In life, Romero was loved by the poor whom he made it his mission to defend and loathed by conservatives who considered him too close to left-leaning movements in the tumultuous years ahead of El Salvador's 1980-92 civil war.
Romero was celebrating Mass in a cancer hospital chapel on March 24, 1980, when he was shot through the heart by a sniper who apparently fired from a car outside. The day before, Romero had delivered a strongly worded admonition to the U.S.-backed military to stop repressing civilians.
The trigger man has never been identified, and nobody has ever been prosecuted for the killing. Alleged paramilitary death squad leader Roberto d'Aubuisson, who was named by a U.N. truth commission after the war's end as the mastermind of the assassination, died in 1992 having maintained his innocence to the end.
Romero's beatification was held up for years by church politics until Pope Benedict XVI "unblocked" the case in late 2012, after it was determined he had not been an adherent of revolutionary liberation theology as many claimed.
Saturday's ceremony constitutes official church approval of Romero's legacy, even if some conservatives in the Vatican and Salvadoran society still view his memory with distaste.
The event was scheduled to begin with a procession from the cathedral in downtown San Salvador, where Romero's remains lie in a basement crypt, to the plaza 2.5 miles (4 kilometers) to the west.
Cardinal Angelo Amato, the prefect of the Vatican's saint-making office, and the current archbishop of San Salvador, Luis Escobar Alas, planned to preside over a ceremony that would include a homily and a reading of the letter designating Romero as blessed.
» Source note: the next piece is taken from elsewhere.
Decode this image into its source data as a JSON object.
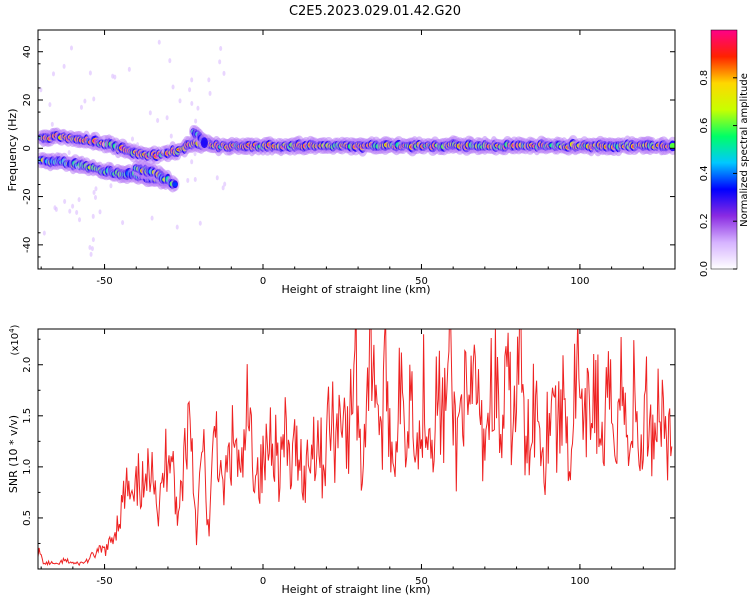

A huge stage was erected in recent days beneath the square's 60-foot-tall (18-meter-tall) monument depicting Christ atop a white pillar and blue globe. An urn there contains the shirt that Romero was wearing when he was shot.
Officials closed off about 2 square miles (5 square kilometers) of streets nearby to accommodate the expected crush of pilgrims, many of them bused in from the countryside, and the hundreds of vendors selling commemorative T-shirts, key chains, bags, bracelets and coffee cups for $2 to $5 as well as copies of documentaries and movies inspired by Romero's life.
Authorities set up 27 giant screens for the benefit of those far from the stage and deployed 3,700 police and soldiers to provide security. Hotels in the capital were at capacity, and officials predicted the event would generate $31 million in economic activity.
Celebrations were also planned in Los Angeles, which is home to about 360,000 people of Salvadoran origin. Many of them arrived in the 1980s fleeing the Central American nation's civil war, in which at least 75,000 people died and 12,000 more disappeared.